Billy Dunk and Ted Ball, two of Down Under's top pro golfers, will tee off one day next April at the Ceduna Golf Club in South Australia, with a mechanic, a doctor, an army logistics expert and Ball's wife standing by.
And, oh yes, a Guinness Book of Records official.
Dunk, 43; Ball, 42, and assemblage will be off to play a 1,597,550-yard, one-hole course, traversing some of the continent's harshest terrain and concluding on the 18th green at Kalgoorlie Golf Club in western Australia.
"I reckon Dunky and I could do it in 23 days, although it could take as long as 30 days," Ball said of the projected venture in which, between shots, the pair will ride special three-wheel trail bikes (liftable over fences).
Free drops near sleeping snake, kangaroo or buffalo, or off sacred aborigine ground. Par for the 908-mile route: 7,173 strokes . . .

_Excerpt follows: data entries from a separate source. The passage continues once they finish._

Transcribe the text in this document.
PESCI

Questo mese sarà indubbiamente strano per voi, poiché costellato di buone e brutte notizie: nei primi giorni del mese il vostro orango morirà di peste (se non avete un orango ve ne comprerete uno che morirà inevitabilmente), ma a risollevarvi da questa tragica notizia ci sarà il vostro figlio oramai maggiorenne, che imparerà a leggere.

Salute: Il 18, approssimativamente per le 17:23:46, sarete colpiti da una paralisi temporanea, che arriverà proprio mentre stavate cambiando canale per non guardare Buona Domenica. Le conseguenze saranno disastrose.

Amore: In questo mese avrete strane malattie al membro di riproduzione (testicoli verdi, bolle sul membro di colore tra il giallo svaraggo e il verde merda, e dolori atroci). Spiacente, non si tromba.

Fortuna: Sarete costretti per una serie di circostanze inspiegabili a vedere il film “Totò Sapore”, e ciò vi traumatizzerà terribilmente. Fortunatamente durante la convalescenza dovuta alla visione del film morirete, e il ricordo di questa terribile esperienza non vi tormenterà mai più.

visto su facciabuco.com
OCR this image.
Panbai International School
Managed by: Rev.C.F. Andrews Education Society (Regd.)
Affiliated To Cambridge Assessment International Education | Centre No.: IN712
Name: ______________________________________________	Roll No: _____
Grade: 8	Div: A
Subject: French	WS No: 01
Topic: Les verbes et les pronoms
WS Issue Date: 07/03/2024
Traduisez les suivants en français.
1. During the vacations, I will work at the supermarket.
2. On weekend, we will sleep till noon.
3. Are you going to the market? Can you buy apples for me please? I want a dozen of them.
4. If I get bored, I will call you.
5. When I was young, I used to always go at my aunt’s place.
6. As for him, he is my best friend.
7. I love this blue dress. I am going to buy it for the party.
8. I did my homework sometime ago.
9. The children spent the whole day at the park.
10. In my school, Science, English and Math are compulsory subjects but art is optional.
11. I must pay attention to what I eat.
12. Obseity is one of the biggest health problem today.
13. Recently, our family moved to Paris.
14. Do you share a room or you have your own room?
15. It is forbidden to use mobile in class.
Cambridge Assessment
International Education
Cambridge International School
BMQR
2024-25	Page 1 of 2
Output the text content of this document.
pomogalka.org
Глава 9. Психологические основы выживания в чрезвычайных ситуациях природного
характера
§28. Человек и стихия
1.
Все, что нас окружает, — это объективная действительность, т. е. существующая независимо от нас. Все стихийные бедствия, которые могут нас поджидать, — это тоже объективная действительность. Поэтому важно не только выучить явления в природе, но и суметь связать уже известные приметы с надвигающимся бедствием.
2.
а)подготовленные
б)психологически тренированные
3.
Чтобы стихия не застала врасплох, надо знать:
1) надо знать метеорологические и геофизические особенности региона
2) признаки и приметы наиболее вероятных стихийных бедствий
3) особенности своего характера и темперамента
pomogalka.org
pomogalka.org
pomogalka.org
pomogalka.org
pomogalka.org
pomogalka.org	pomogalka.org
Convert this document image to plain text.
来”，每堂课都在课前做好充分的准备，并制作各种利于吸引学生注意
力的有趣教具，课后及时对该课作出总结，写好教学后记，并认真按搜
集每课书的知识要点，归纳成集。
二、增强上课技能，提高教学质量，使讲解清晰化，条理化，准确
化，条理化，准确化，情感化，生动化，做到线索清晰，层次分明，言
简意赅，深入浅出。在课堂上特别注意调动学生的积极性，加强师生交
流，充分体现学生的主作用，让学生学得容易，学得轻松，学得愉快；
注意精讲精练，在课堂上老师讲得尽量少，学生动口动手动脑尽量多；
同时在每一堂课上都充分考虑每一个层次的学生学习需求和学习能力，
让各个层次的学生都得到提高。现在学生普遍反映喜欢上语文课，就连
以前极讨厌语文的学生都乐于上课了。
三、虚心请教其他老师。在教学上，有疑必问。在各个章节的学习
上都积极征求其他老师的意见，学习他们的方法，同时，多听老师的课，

NFL: Eyebrows rose when the champion 49ers waived starting linebacker Craig Puki and traded starting nose tackle Archie Reese. Now Puki, claimed by St. Louis, admits he volunteered in April into four weeks' drug rehabilitation; used to do cocaine "and a few beers" but "never on Friday, Saturday or Sunday before a game." And, he says, he has been "clean" since his clinic stay. San Francisco Coach Bill Walsh says Puki was cut for ongoing personal problems--not drug-related; like, missing precamp physical . . . And Reese, traded to Kansas City, has flunked Chiefs physical, nullifying the deal. Says a 49ers spokesman: "He's in a state of limbo" . . . Date for Don Reese hearing on charges of violating probation, says the Florida prosecutor's office, indefinite; probably next week before the former NFL lineman/admitted cocaine dealer is summoned into custody . . . First-string guard Henry Sheppard quits the Browns, in favor of his Cuero, Tex., ranch and his computer service. Sheppard gained some notoriety two years ago in NFL training by studying karate, declaring, "Pass protection, in some sense, is hand-to-hand combat" . . . Sure enough. Green Bay's No. 1 draftee, offensive lineman Ron Hallstrom from Iowa, has broken in with a broken nose--punched by linebacker Kurt Allerman in a skirmish during contact drill . . . Another Cardinal acquisition: defensive end Elois Grooms, 78-game Saints starter displaced by newcomer Bruce Clark . . . Wallace Francis, Falcon receiver waived after refusing to play for Atlanta anymore, tells the Patriots, who claimed the nine-year pro, never mind. Francis, 30, says "My desire is to play for the Lord." He is entering the ministry.
Atlanta Braves Manager Joe Torre, benching Claudell Washington, cites "personal problems, not related to baseball . . . making him tense. He's been pressing. You can't play that way" . . . First Roberto Duran, and now Gerrie Coetzee, the South African heavyweight (WBA's No. 4), makes America his home for "as long as it takes to win the world championship" . . . Wave of the present: At Charles Town, women jockeys won the first seven races on Saturday night's 10-race card; four by Carol Bradshaw, meet leader with 24 winners . . . Ray Fitzgerald, 55, the Boston Globe's prize sports columnist, died yesterday; lengthy illness. One of the best.
Lee Trevino's recurrent back trouble has forced him to forgo the PGA Championship in Tulsa this week.
Sam Bowie, Kentucky's junior-to-be basketball center: maybe. The fractured left leg that kept the 7-foot-2 pro prospect out all last season has developed "troublesome swelling" and a second cast has been applied.